A44. The preface to the Ten Commandments teacheth us, That because God is The Lord, and our God, and Redeemer, therefore we are bound to keep all His commandments [Deut. 11:1; Luke 1:74-75].
The Decalogue explicitly appeals to God as Redeemer, the one who frees God’s elect from all sin and brings them into an esate of salvation (See question 20 and then 21 of the Westminster Shorter Catechism).
I can only hope this brief essay is totally superfluous for most readers.

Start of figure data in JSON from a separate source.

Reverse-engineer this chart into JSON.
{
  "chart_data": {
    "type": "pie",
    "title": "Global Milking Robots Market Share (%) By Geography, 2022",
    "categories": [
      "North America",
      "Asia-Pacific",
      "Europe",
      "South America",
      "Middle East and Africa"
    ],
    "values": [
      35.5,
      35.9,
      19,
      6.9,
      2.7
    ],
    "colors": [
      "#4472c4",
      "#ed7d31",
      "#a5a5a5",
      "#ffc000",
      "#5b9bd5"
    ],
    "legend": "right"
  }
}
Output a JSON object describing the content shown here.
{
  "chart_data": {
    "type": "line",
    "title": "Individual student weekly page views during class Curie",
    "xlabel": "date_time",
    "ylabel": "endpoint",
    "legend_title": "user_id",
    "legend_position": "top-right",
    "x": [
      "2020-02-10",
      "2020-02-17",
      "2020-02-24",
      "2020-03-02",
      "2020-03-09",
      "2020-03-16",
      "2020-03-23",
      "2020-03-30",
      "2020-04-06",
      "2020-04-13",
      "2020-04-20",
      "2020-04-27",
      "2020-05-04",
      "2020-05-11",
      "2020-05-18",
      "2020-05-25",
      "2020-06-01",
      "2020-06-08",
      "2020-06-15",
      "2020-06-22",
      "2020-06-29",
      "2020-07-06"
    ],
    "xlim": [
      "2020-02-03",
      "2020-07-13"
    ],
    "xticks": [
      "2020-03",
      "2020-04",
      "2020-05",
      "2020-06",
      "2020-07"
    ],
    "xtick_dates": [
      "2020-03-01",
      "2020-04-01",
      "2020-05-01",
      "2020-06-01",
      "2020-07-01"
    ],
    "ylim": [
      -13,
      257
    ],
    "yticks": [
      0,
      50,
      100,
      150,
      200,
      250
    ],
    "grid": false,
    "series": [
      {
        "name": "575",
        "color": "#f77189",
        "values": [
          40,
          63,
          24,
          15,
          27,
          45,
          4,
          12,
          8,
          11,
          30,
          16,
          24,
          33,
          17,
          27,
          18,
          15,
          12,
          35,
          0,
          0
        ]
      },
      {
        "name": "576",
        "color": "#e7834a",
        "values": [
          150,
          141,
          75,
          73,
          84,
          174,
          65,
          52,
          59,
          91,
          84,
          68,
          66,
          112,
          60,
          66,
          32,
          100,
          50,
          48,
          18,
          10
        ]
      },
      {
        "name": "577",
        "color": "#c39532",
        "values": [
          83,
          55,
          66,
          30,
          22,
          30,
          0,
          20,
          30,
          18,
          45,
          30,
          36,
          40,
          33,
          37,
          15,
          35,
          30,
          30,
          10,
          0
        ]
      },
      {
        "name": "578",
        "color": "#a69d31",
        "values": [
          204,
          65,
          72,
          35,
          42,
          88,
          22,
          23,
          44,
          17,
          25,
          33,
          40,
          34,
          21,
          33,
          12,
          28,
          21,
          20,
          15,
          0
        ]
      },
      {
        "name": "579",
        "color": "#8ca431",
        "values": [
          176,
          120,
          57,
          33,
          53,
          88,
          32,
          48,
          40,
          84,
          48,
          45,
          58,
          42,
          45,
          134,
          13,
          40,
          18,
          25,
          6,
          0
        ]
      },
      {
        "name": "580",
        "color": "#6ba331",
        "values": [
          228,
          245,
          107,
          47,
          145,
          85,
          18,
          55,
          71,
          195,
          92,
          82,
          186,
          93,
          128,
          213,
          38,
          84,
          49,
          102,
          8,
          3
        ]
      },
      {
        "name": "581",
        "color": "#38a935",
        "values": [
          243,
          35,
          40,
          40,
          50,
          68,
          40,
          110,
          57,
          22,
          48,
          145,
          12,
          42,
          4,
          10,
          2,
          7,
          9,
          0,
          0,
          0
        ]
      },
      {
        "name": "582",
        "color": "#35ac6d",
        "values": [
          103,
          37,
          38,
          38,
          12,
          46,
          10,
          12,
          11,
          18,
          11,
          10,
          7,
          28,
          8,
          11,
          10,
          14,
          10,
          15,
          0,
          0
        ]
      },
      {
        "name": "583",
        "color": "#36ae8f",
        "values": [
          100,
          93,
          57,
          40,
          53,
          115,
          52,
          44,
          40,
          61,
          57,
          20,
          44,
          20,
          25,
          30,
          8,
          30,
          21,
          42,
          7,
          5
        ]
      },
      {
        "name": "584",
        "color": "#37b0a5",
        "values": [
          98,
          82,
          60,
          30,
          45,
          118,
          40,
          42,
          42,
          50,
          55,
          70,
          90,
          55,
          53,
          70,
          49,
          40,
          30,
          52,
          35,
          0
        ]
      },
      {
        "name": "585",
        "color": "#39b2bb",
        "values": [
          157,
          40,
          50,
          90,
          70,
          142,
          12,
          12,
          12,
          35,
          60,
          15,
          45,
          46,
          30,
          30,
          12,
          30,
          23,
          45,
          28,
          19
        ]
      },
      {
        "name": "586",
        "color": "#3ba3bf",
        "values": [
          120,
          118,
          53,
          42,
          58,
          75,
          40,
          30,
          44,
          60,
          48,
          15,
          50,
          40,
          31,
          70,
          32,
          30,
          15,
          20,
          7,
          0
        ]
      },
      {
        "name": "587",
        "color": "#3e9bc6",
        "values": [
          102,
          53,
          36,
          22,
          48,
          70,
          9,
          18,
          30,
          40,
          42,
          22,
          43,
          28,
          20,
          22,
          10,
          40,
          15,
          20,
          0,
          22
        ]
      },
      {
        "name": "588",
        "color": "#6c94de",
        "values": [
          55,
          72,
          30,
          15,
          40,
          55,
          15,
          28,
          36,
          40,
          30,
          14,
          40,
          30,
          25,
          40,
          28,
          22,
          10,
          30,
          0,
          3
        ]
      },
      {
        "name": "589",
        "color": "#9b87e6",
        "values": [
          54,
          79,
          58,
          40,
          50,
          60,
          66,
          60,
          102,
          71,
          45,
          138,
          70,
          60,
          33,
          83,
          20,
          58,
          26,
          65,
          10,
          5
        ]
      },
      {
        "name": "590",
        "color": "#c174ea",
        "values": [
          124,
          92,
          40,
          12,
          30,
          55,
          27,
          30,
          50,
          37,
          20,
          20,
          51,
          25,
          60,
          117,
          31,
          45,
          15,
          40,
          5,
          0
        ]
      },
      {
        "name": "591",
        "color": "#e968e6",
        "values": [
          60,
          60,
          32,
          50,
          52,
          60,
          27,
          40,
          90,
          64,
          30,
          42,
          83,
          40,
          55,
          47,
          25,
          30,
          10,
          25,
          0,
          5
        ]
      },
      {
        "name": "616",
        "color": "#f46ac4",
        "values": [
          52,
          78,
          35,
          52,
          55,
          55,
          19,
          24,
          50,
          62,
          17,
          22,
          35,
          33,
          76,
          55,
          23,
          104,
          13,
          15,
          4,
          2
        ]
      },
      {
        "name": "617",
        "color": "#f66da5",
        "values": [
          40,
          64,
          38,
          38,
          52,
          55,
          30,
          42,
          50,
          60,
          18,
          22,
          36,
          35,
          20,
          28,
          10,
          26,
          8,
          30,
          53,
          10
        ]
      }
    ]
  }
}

As usual, Francis Turretin’s wisdom is worth reading today:
Although faith in Christ (which is prescribed in the gospel) can be called new in respect of its object (which is revealed in the gospel alone), still it belongs to the law in respect of act and of obligation because we are bound to believe in God and all his word. Repentance also belongs to the law; not as it was made for the first man, but as repeated for the sinner and illustrated by the gospel; and materially, if not formally, because it teaches and prescribes the mode of repentance.